Acquiescence
Acquiescence
In Re H (Minors) (Abduction: Acquiescence) [1998] AC 72, 90D – G Lord Browne-Wilkinson stated as follows:
“Summary
To bring these strands together, in my view the applicable principles are as follows. (1) For the purposes of article 13 of the Convention, the question whether the wronged parent has "acquiesced" in the removal or retention of the child depends upon his actual state of mind. As Neill L.J. said in In re S. (Minors) (Abduction: Acquiescence) [1994] 1 F.L.R. 819, 838: "the court is primarily concerned, not with the question of the other parent's perception of the applicant's conduct, but with the question whether the applicant acquiesced in fact." (2) The subjective intention of the wronged parent is a question of fact for the trial judge to determine in all the circumstances of the case, the burden of proof being on the abducting parent. (3) The trial judge, in reaching his decision on that question of fact, will no doubt be inclined to attach more weight to the contemporaneous words and actions of the wronged parent than to his bare assertions in evidence of his intention. But that is a question of the weight to be attached to evidence and is not a question of law. (4) There is only one exception. Where the words or actions of the wronged parent clearly and unequivocally show and have led the other parent to believe that the wronged parent is not asserting or going to assert his right to the summary return of the child and are inconsistent with such return, justice requires that the wronged parent be held to have acquiesced.” (emphasis added)
In my judgment this defence is not made out. The father is clear that he did not know where T had been taken to, and when he did find out he made efforts to return him. The mother says that the father’s lawyers were sent two letters from the mother’s lawyers, one before she left which she was unable to produce, and a further letter dated 23 October 2022 which stated as follows:
“We wish to inform you that our client has informed us that she and the child have relocated to South Africa.
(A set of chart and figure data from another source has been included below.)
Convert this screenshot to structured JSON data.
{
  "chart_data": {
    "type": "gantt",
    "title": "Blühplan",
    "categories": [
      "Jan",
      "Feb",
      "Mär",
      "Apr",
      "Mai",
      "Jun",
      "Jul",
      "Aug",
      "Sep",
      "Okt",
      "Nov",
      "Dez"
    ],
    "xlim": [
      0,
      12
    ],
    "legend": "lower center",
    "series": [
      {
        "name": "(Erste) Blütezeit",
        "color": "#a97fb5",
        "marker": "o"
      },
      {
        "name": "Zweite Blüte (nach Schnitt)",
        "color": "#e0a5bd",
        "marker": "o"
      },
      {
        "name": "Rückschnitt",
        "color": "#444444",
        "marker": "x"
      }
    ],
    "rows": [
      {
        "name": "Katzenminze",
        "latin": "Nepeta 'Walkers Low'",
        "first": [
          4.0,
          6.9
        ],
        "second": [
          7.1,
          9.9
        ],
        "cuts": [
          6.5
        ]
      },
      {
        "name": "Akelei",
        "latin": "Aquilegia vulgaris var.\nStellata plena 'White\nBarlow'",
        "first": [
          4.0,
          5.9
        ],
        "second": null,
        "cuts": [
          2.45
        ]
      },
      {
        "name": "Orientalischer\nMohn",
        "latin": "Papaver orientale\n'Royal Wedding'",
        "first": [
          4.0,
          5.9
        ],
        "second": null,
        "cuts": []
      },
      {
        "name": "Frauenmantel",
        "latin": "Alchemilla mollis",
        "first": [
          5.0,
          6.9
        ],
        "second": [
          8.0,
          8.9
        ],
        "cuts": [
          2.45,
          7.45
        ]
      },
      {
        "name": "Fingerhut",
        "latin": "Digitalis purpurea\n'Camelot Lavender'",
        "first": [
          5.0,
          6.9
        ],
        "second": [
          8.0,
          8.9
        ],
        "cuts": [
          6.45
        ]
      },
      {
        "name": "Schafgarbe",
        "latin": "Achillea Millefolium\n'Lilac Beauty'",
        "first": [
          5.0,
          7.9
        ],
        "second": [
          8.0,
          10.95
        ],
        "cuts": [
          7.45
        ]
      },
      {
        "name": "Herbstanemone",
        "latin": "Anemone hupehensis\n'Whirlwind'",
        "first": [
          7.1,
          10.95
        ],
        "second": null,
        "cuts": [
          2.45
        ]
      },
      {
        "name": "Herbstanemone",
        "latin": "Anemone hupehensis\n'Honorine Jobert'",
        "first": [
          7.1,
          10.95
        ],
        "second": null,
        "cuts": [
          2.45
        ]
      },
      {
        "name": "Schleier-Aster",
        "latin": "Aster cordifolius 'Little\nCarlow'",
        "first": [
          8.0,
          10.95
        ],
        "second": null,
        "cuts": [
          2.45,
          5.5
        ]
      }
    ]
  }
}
She has not communicated her new address to us.
Please advise your client accordingly so that he does not try to collect the child from [a specified location].”
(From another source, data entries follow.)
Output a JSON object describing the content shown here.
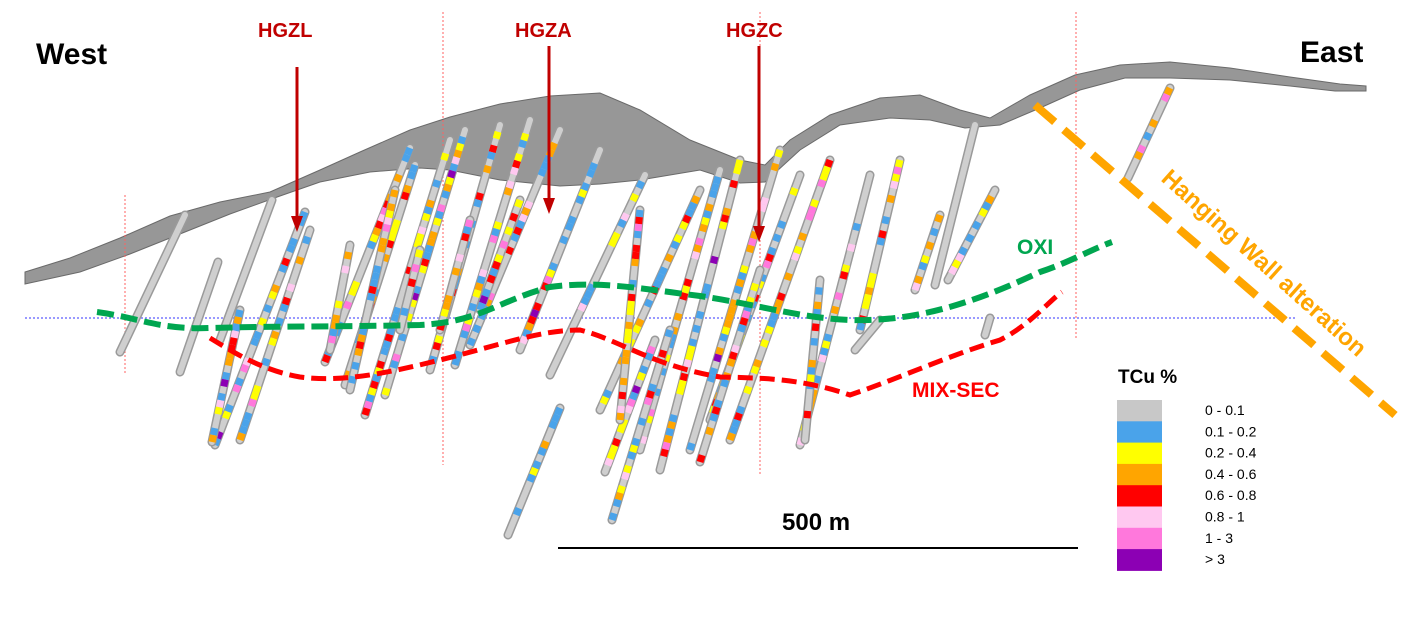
{
  "labels": {
    "west": "West",
    "east": "East",
    "zones": [
      "HGZL",
      "HGZA",
      "HGZC"
    ],
    "oxi": "OXI",
    "mix_sec": "MIX-SEC",
    "hanging_wall": "Hanging Wall alteration",
    "scale": "500 m"
  },
  "legend": {
    "title": "TCu %",
    "items": [
      {
        "label": "0 - 0.1",
        "color": "#c8c8c8"
      },
      {
        "label": "0.1 - 0.2",
        "color": "#4aa3ea"
      },
      {
        "label": "0.2 - 0.4",
        "color": "#ffff00"
      },
      {
        "label": "0.4 - 0.6",
        "color": "#ffa500"
      },
      {
        "label": "0.6 - 0.8",
        "color": "#ff0000"
      },
      {
        "label": "0.8 - 1",
        "color": "#ffc8f0"
      },
      {
        "label": "1 - 3",
        "color": "#ff78dc"
      },
      {
        "label": "> 3",
        "color": "#8c00b4"
      }
    ]
  },
  "colors": {
    "zone_arrow": "#c00000",
    "oxi_line": "#00a650",
    "mix_sec_line": "#ff0000",
    "hanging_wall_line": "#ffa500",
    "topography": "#8c8c8c",
    "section_lines": "#ff6060",
    "reference_line": "#3333ff"
  }
}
There are two copies of the letter in the bundle, one unmarked, and the other appearing to bear a stamp from the father’s lawyers with a date of 25 October 2022; that version of the letter has been copied to the clerk of the court. The mother said both copies had been sent to her by her lawyers. However, the father’s lawyers have sent a letter dated 27 June 2025 stating that “there was no communication which was made to us to the effect that the minor child was moving from Zimbabwe. Any purported communication to that effect is fraudulent…”
Accordingly, I find that the father’s lawyers did not receive a letter dated 22 October 2022 from the mother’s lawyers stating that the mother and T had moved to Zimbabwe.
The father’s version of events is that he first knew about T leaving when the headmaster of his school telephoned him on 24 October 2022 and at that point he did not know where the mother and T had gone. He notified the police, asked the mother’s parents, and searched on various social medial platforms, to no avail. It was only after the father had begged the mother’s parents for news of T that the mother sent him a voice note with T, from which he detected a UK accent and surmised that he must be in the United Kingdom. He then saw a post on social media showing one of the mother’s sisters as living in England. In November 2024 he made an enquiry of Waltham Forest Children’s Services. He then visited England on 18 February 2025, and having failed to get T back to Zimbabwe, commenced these proceedings on 14 April 2025.
The father did say that on the few occasions he was telephoned by the mother, it was from a South African phone, so he assumed that she and T were in South Africa. It is not clear when those telephone calls took place. He made no effort to contact the South African authorities to trace them both. That might have formed the basis for a persuasive argument in favour of acquiescence, depending on the total duration that the father had knowledge of their location. However, the father maintains that he continued to seek out the mother and T in Zimbabwe, and I do not infer that the father’s subjective intentions were that he was not seeking to assert a right to T’s summary return.
In my judgement, it therefore cannot be inferred that the father’s subjective state of mind is that he has acquiesced to a wrongful removal of T. It is not plausible to find that the words or actions of the wronged parent clearly and unequivocally show and have led the other parent to believe that the wronged parent is not asserting or going to assert his right to the summary return of the child and are inconsistent with such return.
I therefore find that the acquiescence defence fails.